The United Arab Emirates is the country most Arab youths would like to live in, the survey found, followed by the US, Canada, the UK and Germany.

Gaining access to the UAE and other oil-rich Gulf states is largely dependent on securing employment. Accessing immigration programmes for western nations can be difficult, prompting some to brave dangerous boat journeys across the Mediterranean.

The desire to leave home is accompanied by rising political unrest.

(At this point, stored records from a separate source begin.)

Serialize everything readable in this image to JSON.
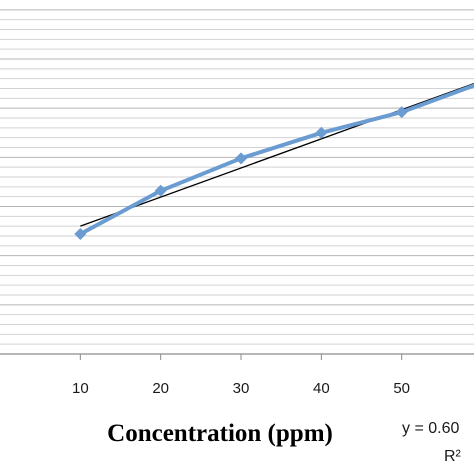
{
  "chart_data": {
    "type": "line",
    "xlabel": "Concentration (ppm)",
    "x_ticks": [
      "10",
      "20",
      "30",
      "40",
      "50"
    ],
    "xlim": [
      0,
      59
    ],
    "ylim": [
      0,
      36
    ],
    "grid": true,
    "series": [
      {
        "color": "#6a9bd1",
        "marker": "diamond",
        "x": [
          10,
          20,
          30,
          40,
          50,
          60
        ],
        "y": [
          12.2,
          16.6,
          19.9,
          22.5,
          24.6,
          27.6
        ]
      }
    ],
    "trendline": {
      "type": "linear",
      "color": "#000000",
      "x": [
        10,
        60
      ],
      "y": [
        13.0,
        27.8
      ]
    },
    "annotations": {
      "equation": "y = 0.60",
      "r_squared": "R²"
    }
  }
}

The survey, conducted by communications agency Asda’a BCW, found strong support for the protests that last year led to the removal of leaders in Algeria, Lebanon, Iraq and Sudan, eight years after the Arab spring deposed four despots.

Many foresee further unrest: 86 per cent of respondents in Libya, more than half of those in Tunisia and 40 per cent of Egyptians believe protests could take place over the next year. Even in the more affluent Gulf states, about a quarter of Bahrainis and a fifth of Omanis predict demonstrations.

Corruption is to blame, according to 40 per cent, followed by 29 per cent who identify a lack of good jobs as the main catalyst for instability.

Youth unemployment in the Middle East and north Africa of 27 per cent is almost double the global average, World Bank data show. The survey found that 87 per cent expressed concerns about unemployment, with more than half expressing a lack of confidence in the government’s ability to deal with the issue.

Mr Azour said a positive note could be found in rising interest among young Arabs for non-traditional jobs, with the number of those looking for government employment declining compared with 2019.

More were also seeking to create their own enterprises and embracing the digital revolution. “These developments bode well for the future,” he added.